A selection from a letter by Benjamin Morgan Palmer to Sallie Baxter Bird, speaking of the death of his daughter, Marion Louisa, February 19, 1873:

But what does it [death] teach—what great lesson dos our loving Father mean us to gather up and treasure, in this apparent, and unspeakably painful, harshness to us and to her? I will tell you the conviction, which the Holy Spirit seems to be impressing more and more upon my own heart. I have never had before such an overwhelming sense of the testimonial character of human suffering, and of the awful holiness of God as the particular fact to which the witness is borne. Surely it is right—nay, it is supremely right—that God should exhibit, in the very bosom of His grace, His dreadful displeasure against sin. You perceive that I go behind all secondary causes for the origin of suffering.
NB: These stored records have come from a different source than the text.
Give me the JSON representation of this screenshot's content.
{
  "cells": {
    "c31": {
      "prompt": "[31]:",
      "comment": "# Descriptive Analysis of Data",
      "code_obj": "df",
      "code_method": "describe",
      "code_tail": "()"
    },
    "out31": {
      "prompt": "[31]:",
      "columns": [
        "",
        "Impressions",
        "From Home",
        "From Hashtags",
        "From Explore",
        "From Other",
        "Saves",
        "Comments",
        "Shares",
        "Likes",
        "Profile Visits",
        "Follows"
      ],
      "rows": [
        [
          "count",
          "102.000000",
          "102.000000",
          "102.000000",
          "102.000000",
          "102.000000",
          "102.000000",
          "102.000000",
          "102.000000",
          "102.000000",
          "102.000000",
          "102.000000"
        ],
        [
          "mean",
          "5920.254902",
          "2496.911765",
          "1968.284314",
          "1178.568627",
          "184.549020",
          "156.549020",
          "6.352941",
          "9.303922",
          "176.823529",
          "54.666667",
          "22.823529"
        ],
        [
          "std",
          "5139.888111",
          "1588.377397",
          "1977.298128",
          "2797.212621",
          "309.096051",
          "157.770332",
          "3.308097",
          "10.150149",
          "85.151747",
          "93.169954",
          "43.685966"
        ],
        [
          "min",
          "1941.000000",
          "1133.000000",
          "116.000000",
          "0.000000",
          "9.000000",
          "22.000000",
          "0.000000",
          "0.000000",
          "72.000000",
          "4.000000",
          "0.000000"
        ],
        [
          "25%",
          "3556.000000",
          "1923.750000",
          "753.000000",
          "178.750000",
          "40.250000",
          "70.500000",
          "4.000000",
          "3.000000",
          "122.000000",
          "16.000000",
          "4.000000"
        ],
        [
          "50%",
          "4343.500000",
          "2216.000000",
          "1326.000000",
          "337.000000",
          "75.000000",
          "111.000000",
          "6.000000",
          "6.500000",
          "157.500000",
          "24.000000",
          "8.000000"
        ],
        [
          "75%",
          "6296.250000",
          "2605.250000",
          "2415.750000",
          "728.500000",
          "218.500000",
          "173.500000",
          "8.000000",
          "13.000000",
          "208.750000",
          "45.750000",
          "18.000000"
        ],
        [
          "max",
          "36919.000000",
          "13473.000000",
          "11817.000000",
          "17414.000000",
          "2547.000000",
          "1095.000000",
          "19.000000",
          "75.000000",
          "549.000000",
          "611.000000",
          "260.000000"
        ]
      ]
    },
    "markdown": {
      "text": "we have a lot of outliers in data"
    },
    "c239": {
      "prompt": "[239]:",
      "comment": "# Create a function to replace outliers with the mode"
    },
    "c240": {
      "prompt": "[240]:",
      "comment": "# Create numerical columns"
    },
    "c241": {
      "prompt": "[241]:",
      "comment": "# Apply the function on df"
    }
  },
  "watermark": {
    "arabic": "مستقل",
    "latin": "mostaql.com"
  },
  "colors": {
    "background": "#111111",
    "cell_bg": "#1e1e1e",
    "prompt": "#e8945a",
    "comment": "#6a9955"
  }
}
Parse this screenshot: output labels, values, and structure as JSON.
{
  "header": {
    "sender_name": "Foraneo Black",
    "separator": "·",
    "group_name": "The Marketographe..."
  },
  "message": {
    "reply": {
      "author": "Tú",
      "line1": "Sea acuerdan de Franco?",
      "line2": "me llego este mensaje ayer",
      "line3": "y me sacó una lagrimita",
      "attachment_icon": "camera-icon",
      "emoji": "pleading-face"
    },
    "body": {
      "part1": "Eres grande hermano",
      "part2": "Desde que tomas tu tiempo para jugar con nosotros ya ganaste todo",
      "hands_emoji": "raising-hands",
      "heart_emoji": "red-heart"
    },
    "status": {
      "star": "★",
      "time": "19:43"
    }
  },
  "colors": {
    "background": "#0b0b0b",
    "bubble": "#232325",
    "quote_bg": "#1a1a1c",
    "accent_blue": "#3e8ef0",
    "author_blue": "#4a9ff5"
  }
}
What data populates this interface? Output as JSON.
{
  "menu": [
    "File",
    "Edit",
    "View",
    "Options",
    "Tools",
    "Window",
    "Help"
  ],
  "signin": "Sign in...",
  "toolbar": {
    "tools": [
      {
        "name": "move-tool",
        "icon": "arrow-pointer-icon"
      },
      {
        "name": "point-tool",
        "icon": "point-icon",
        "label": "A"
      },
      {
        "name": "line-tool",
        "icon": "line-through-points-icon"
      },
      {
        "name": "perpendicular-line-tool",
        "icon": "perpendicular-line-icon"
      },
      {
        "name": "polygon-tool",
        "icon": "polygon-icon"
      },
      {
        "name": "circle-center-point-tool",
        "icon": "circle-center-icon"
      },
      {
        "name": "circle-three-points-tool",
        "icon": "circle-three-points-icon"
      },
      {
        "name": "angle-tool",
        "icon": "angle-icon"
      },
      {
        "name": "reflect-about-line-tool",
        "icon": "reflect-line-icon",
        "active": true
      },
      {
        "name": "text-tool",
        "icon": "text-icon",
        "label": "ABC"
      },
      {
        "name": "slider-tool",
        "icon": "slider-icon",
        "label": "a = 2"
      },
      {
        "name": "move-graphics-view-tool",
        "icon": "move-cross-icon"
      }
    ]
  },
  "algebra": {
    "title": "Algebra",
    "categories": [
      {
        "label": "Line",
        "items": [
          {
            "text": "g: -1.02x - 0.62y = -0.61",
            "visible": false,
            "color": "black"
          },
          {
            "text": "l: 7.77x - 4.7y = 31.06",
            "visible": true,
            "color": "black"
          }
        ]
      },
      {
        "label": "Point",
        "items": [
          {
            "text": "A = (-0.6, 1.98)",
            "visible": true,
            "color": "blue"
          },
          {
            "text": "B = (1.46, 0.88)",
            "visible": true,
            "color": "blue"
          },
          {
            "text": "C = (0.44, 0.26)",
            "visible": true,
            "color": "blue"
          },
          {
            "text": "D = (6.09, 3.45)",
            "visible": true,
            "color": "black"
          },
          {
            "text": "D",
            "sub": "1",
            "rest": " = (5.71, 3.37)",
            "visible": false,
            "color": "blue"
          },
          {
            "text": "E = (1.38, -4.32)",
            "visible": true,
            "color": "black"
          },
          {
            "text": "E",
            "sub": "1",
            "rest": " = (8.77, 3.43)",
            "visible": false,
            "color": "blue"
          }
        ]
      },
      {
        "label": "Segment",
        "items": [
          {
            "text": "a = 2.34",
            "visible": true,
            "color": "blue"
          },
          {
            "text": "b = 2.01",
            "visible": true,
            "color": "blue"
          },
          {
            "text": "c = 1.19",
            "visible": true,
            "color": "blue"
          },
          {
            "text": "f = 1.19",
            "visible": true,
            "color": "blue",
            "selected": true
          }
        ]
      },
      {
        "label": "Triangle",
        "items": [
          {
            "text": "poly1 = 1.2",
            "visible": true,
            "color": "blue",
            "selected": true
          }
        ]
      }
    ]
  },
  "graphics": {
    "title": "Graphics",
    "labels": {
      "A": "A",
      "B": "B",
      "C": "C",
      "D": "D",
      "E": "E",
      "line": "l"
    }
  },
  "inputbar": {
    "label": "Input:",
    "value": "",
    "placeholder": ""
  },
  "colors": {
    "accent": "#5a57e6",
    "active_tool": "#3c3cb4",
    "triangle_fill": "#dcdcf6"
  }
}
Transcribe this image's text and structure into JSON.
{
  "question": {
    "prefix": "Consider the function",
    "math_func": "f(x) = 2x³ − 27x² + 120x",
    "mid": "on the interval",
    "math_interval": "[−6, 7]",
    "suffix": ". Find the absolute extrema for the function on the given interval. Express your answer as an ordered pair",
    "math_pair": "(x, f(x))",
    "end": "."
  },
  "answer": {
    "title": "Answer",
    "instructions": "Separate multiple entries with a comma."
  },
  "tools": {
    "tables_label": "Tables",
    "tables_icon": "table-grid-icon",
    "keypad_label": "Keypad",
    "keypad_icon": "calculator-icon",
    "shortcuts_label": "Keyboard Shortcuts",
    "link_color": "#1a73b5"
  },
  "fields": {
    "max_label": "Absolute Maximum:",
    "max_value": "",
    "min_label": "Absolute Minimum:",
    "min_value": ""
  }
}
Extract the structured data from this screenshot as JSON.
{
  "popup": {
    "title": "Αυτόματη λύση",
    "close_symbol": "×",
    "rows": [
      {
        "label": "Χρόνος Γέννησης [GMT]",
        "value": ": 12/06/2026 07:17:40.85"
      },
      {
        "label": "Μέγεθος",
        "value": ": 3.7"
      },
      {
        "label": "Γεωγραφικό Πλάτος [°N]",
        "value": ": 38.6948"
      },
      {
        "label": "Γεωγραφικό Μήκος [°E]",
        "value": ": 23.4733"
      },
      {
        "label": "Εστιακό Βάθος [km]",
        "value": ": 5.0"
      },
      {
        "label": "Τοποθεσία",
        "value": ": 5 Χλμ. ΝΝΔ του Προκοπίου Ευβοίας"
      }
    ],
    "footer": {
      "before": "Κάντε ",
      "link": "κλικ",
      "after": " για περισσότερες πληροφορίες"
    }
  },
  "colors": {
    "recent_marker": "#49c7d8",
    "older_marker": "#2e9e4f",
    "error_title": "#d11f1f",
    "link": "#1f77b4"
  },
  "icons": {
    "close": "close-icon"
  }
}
However it may be brought about through fixed and necessary laws, the moral ground of it is to be found in the fact that we are sinners. The curse—the curse—that terrible word which is written as the superscription over a doomed world—rests upon us, and we suffer. When God, therefore, interposes with grace, and turns this curse into discipline, giving us in sorrow and anguish, not the punishment, but the correction of our sin, He is thereby proclaiming His dreadful holiness. He does it, in those whom most conspicuously He saves, that the world may understand that He saves as a holy God. Are we no in danger, while contemplating His infinite compassion and love, or lowering our views?

The Life and Letters of Benjamin Morgan Palmer, by Thomas Cary Johnson, Banner of Truth, p. 397-98.